The rest of Sotomayor’s explanation is no better. “When she is invited to participate in a book program,” it says, “Chambers staff recommends the number of books based on the size of the audience so as not to disappoint attendees who may anticipate books being available at an event.” This is a virtual admission that Sotomayor assigned an assistant to track the size of her audiences in relation to book purchases, thus facilitating the optimum number of sales. That is a job for her hosts and publisher, not for Supreme Court staff.

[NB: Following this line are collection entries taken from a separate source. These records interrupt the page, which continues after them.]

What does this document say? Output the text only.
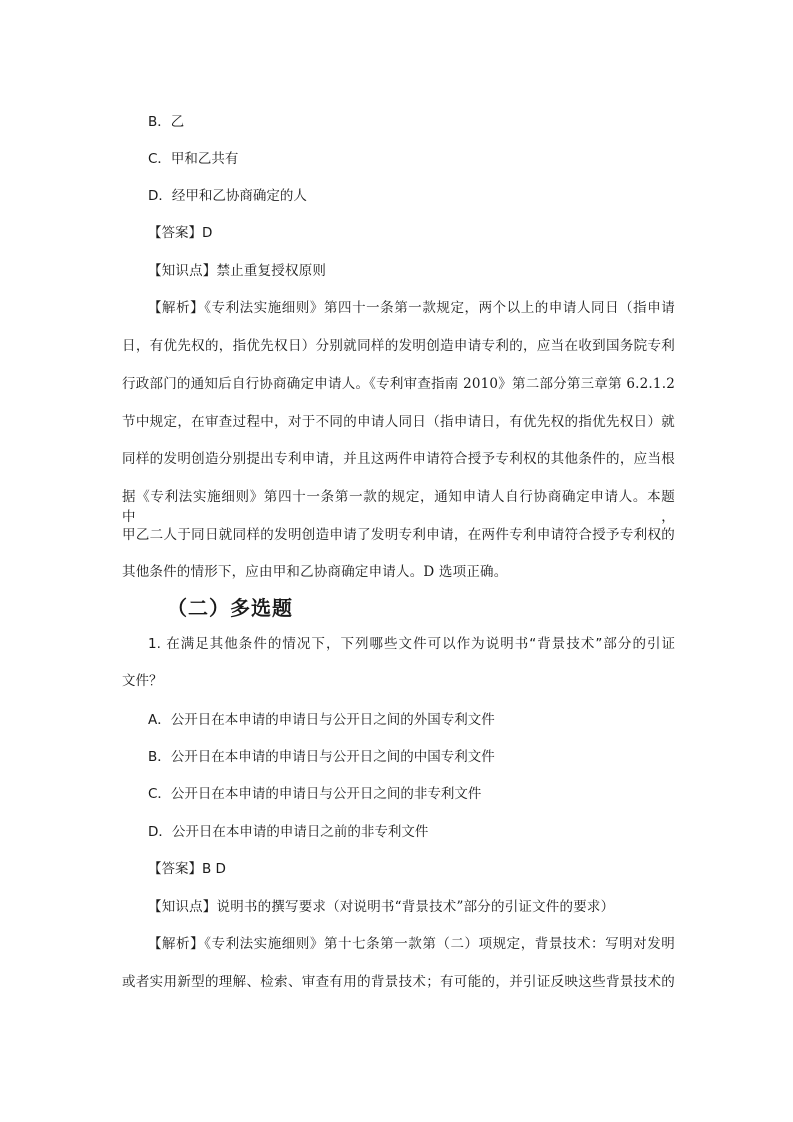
B．乙
C．甲和乙共有
D．经甲和乙协商确定的人
【答案】D
【知识点】禁止重复授权原则
【解析】《专利法实施细则》第四十一条第一款规定，两个以上的申请人同日（指申请
日，有优先权的，指优先权日）分别就同样的发明创造申请专利的，应当在收到国务院专利
行政部门的通知后自行协商确定申请人。《专利审查指南 2010》第二部分第三章第 6.2.1.2
节中规定，在审查过程中，对于不同的申请人同日（指申请日，有优先权的指优先权日）就
同样的发明创造分别提出专利申请，并且这两件申请符合授予专利权的其他条件的，应当根
据《专利法实施细则》第四十一条第一款的规定，通知申请人自行协商确定申请人。本题中，
甲乙二人于同日就同样的发明创造申请了发明专利申请，在两件专利申请符合授予专利权的
其他条件的情形下，应由甲和乙协商确定申请人。D 选项正确。
（二）多选题
1. 在满足其他条件的情况下，下列哪些文件可以作为说明书“背景技术”部分的引证
文件？
A．公开日在本申请的申请日与公开日之间的外国专利文件
B．公开日在本申请的申请日与公开日之间的中国专利文件
C．公开日在本申请的申请日与公开日之间的非专利文件
D．公开日在本申请的申请日之前的非专利文件
【答案】B D
【知识点】说明书的撰写要求（对说明书“背景技术”部分的引证文件的要求）
【解析】《专利法实施细则》第十七条第一款第（二）项规定，背景技术：写明对发明
或者实用新型的理解、检索、审查有用的背景技术；有可能的，并引证反映这些背景技术的
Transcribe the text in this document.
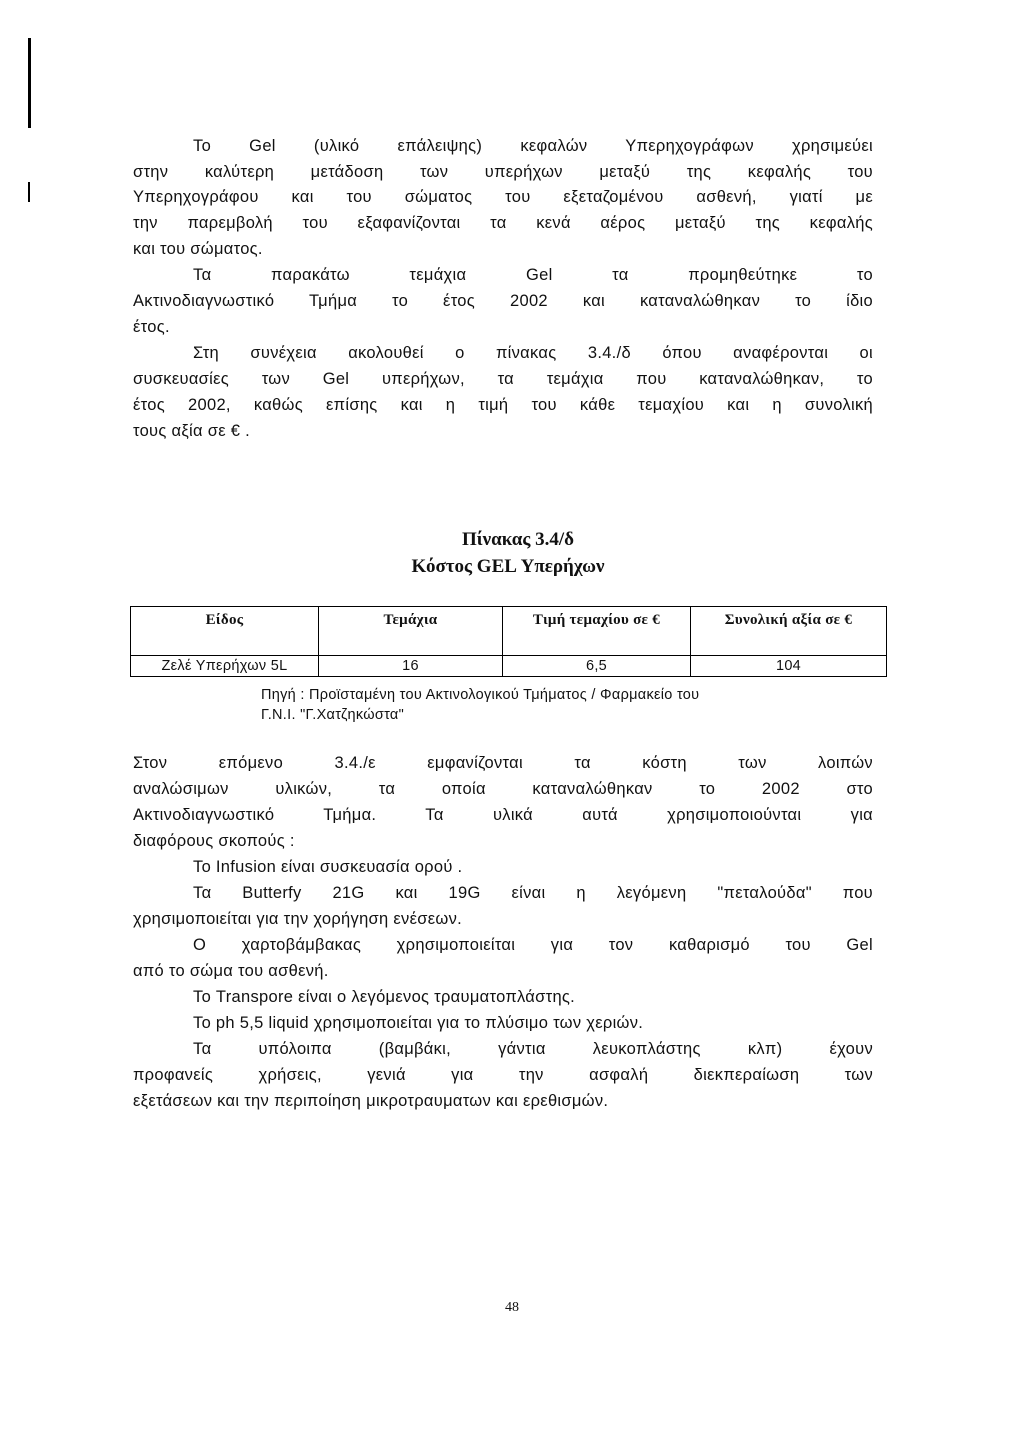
Το Gel (υλικό επάλειψης) κεφαλών Υπερηχογράφων χρησιμεύει
στην καλύτερη μετάδοση των υπερήχων μεταξύ της κεφαλής του
Υπερηχογράφου και του σώματος του εξεταζομένου ασθενή, γιατί με
την παρεμβολή του εξαφανίζονται τα κενά αέρος μεταξύ της κεφαλής
και του σώματος.
Τα παρακάτω τεμάχια Gel τα προμηθεύτηκε το
Ακτινοδιαγνωστικό Τμήμα το έτος 2002 και καταναλώθηκαν το ίδιο
έτος.
Στη συνέχεια ακολουθεί ο πίνακας 3.4./δ όπου αναφέρονται οι
συσκευασίες των Gel υπερήχων, τα τεμάχια που καταναλώθηκαν, το
έτος 2002, καθώς επίσης και η τιμή του κάθε τεμαχίου και η συνολική
τους αξία σε € .
Πίνακας 3.4/δ
Κόστος GEL Υπερήχων
Είδος	Τεμάχια	Τιμή τεμαχίου σε €	Συνολική αξία σε €
Ζελέ Υπερήχων 5L	16	6,5	104
Πηγή : Προϊσταμένη του Ακτινολογικού Τμήματος / Φαρμακείο του
Γ.Ν.Ι. "Γ.Χατζηκώστα"
Στον επόμενο 3.4./ε εμφανίζονται τα κόστη των λοιπών
αναλώσιμων υλικών, τα οποία καταναλώθηκαν το 2002 στο
Ακτινοδιαγνωστικό Τμήμα. Τα υλικά αυτά χρησιμοποιούνται για
διαφόρους σκοπούς :
Το Infusion είναι συσκευασία ορού .
Τα Butterfy 21G και 19G είναι η λεγόμενη "πεταλούδα" που
χρησιμοποιείται για την χορήγηση ενέσεων.
Ο χαρτοβάμβακας χρησιμοποιείται για τον καθαρισμό του Gel
από το σώμα του ασθενή.
Το Transpore είναι ο λεγόμενος τραυματοπλάστης.
Το ph 5,5 liquid χρησιμοποιείται για το πλύσιμο των χεριών.
Τα υπόλοιπα (βαμβάκι, γάντια λευκοπλάστης κλπ) έχουν
προφανείς χρήσεις, γενιά για την ασφαλή διεκπεραίωση των
εξετάσεων και την περιποίηση μικροτραυματων και ερεθισμών.
48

Sotomayor has otherwise been exemplary regarding judicial ethics. The justices all adhere to the rule against participating in fundraising events at universities or other nonprofit organizations. Sotomayor has gone further, once declining even to share a meal with a major contributor following her talk at the University of Hawaii Law School. “The Code of Conduct for U.S. Judges provides that a judge ‘should avoid lending the prestige of judicial office to advance the private interests of the judge or others,’” her aide informed the law school administrators. “The Justice is fastidious about following this guideline.”
It is therefore disappointing that Sotomayor has not been equally fastidious about following other provisions of the Code. The late Justice Antonin Scalia was the author of many books, but he did not require assistance from his Court staff. A source close to Scalia has informed me that the justice “never used law clerks on [his] books, even just to verify quotations and citations.” Sotomayor’s failure to follow Scalia’s example is more proof, if any were needed, that the Supreme Court needs its own Code of Conduct.